House of 1000 Corpses introduced Captain Spaulding and the Firefly gang. The film was a rough and unhoned homage/ripoff of The Texas Chain Saw Massacre (1974) where what Zombie wanted to do was still not quite formed. Nevertheless, you could see that his sympathies lay with the psychopaths and that he only had contempt for their whitebread victims they tortured. All of this crystallised with Zombie’s next and best realised film The Devil’s Rejects in which the same psychopaths are the anti-heroes and Zombie’s full admiration is with their sadistic cruelties and murderous rampage.
3 from Hell is the third in Zombie’s trilogy of Firefly films. Zombie had been threatening/promising it for some time. Sid Haig was in ill health during shooting – and looks a haggard shell of a person on screen. Haig’s flagging health meant that Zombie curtailed his scenes, having Captain Spaulding executed early in the show and rewriting the rest of his scenes for Richard Brake, another Zombie regular who made a memorable showing in 31, as Otis’s brother. The film was released only five days before Haig passed away. Although the publicity promoted it as such, 3 from Hell was not Haig’s last film with two others still waiting for release.
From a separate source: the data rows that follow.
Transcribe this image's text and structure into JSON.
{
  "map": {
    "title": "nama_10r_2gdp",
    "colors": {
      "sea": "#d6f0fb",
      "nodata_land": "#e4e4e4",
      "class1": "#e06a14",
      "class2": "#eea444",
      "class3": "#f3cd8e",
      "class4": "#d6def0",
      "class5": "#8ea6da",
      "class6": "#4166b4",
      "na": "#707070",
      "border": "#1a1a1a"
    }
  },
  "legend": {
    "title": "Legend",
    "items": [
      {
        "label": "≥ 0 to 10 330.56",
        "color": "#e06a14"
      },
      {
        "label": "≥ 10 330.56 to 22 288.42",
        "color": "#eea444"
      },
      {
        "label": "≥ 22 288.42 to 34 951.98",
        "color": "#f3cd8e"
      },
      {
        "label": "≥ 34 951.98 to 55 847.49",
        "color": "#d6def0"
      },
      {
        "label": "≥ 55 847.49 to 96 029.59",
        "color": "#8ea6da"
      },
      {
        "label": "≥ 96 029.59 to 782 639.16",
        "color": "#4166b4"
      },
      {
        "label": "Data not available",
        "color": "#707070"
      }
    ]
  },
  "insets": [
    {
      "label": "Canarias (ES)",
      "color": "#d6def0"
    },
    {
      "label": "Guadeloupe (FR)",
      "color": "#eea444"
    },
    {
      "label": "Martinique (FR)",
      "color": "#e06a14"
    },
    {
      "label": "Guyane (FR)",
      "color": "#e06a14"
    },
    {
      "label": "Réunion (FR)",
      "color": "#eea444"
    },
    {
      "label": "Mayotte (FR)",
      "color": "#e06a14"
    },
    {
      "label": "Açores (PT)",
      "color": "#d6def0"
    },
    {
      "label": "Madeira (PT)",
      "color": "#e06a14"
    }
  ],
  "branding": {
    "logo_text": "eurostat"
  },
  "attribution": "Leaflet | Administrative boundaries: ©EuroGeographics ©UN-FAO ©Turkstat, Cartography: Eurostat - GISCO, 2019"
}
3 from Hell is fairly much the same as before. The psychopaths and killers are the anti-heroes. Zombie embraces a nihilistic worldview where he seems to say that it is enjoyable to murder, rape and commit violence because nothing matters and it is fun. Zombie identifies with the psychopaths – Bill Moseley’s long-haired, long-bearded Otis could almost be a dead ringer for Zombie in real-life – just a leetle too much and you cannot help but wonder to what extent he is indulging psychopathic fantasies of his own given the extent to which he keeps returning to them in his films. (While watching the film part of you cannot help but contemplate the unkind thought of wondering how Rob Zombie’s posturing romanticism of violent and murderous behaviour would stand up if he himself were on the receiving end of a violent assault). Zombie does push the violence envelope for far more than he has previously, notably a scene where a maddened Sheri Moon Zombie gleefully pursues a fully nude Sylvia Jeffries and repeatedly stabs her to death on a suburban lawn.
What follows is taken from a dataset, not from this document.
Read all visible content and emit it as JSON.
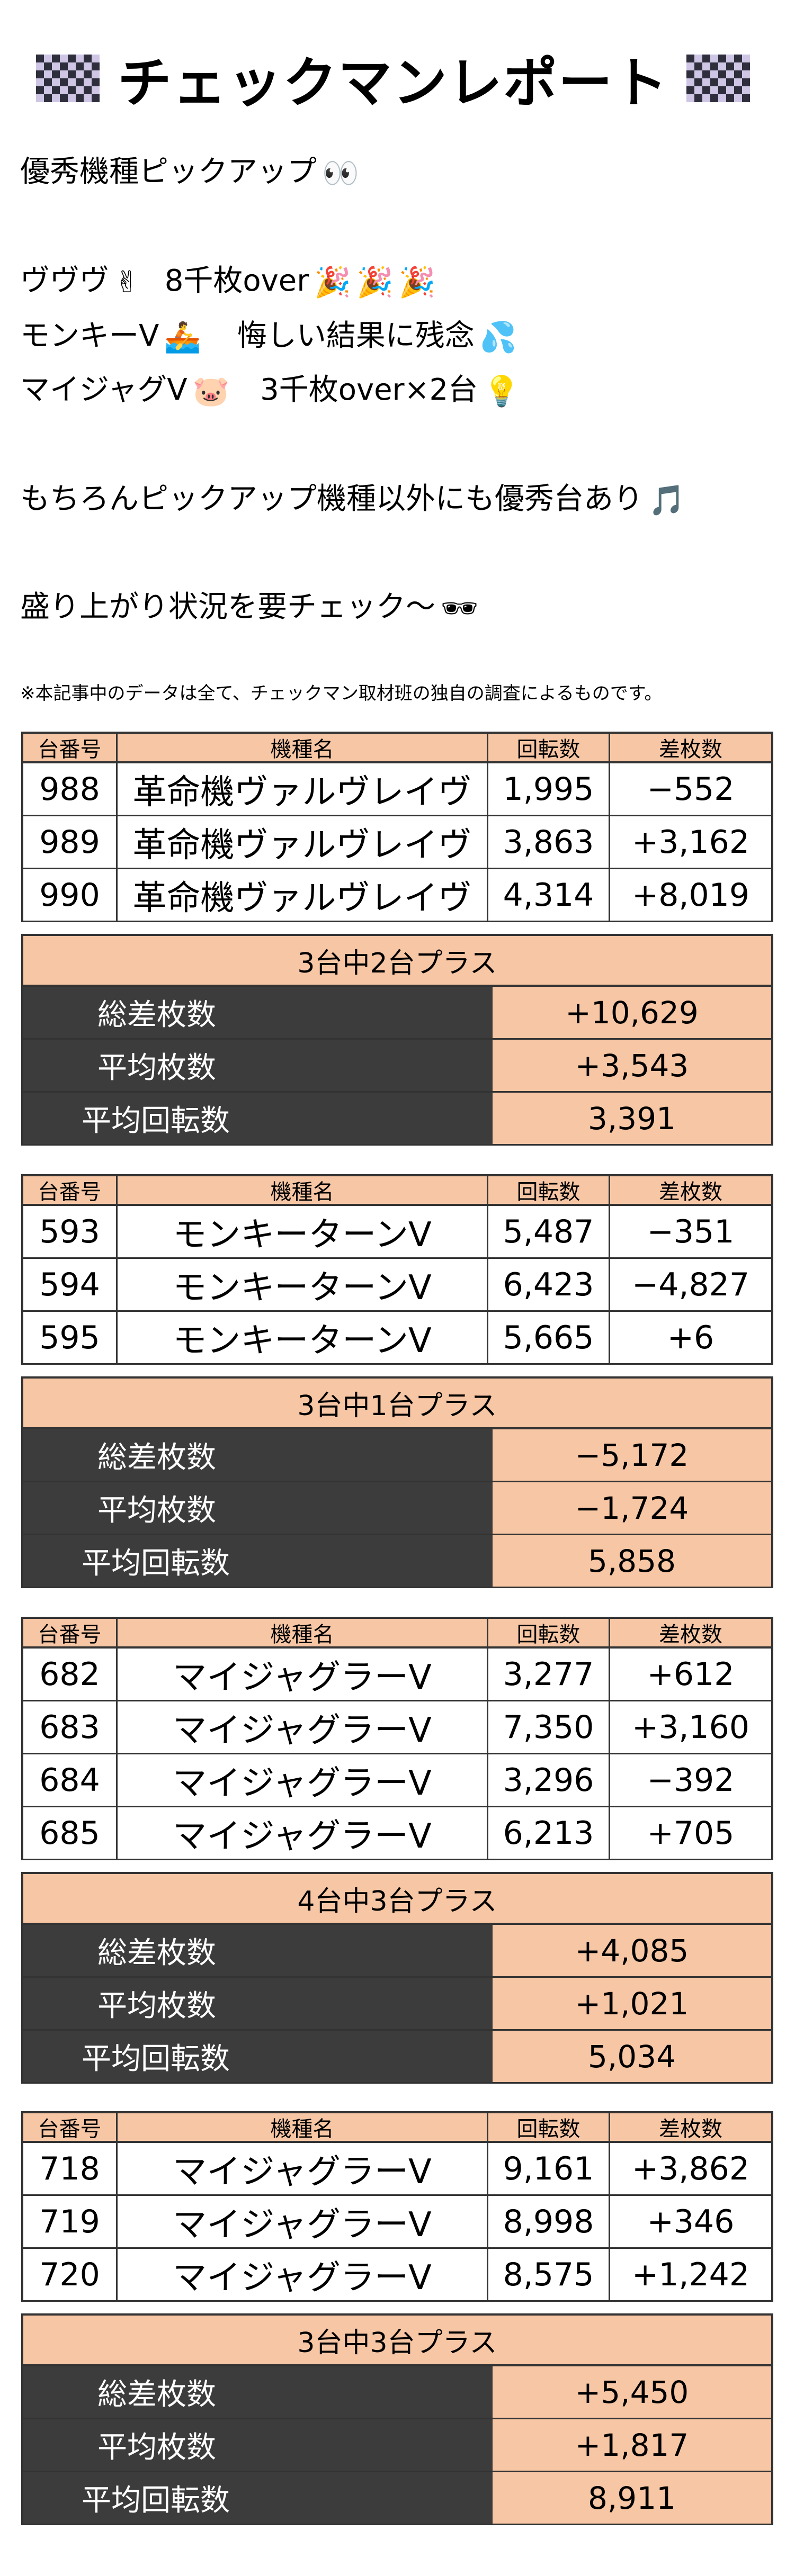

If you’ve seen The Devil’s Rejects, there is all a much of a muchness to 3 from Hell. The plot generally follows the same path, swapping William Forsythe’s pursuing sheriff for Emilio Rivera’s vengeful cartel leader. Certainly, Bill Moseley has settled into the role of Otis with a great deal of assurance and owns the part. On the other hand, Sheri Moon Zombie (Mrs Rob Zombie who has appeared in all of his films so far) gives a performance of giggly insanity that is allowed to go on far too long and can politely be called self-indulgent.
As usual, Rob Zombie gathers a long list of actors who have past genre careers. These include B movie veteran Clint Howard as an ill-fated party clown; horror regular Bill Oberst Jr. as a redneck hunter who tries to capture Richard Brake; a small role from Danny Trejo as the murdered cartel head; and several faces like Daniel Roebuck, Richard Riehle, Seam Whalen and Chaz Bono in small parts on the tv clips, as well as Austin Stoker from Battle for the Planet of the Apes (1973) and Assault on Precinct 13 (1976) as a newscaster. The most striking of these is Dee Wallace, a genre regular and cast at about 180 degrees remove from her most famous role as Elliott’s mother in E.T. – The Extra-Terrestrial (1982), in a venomous and nasty role as a prison guard.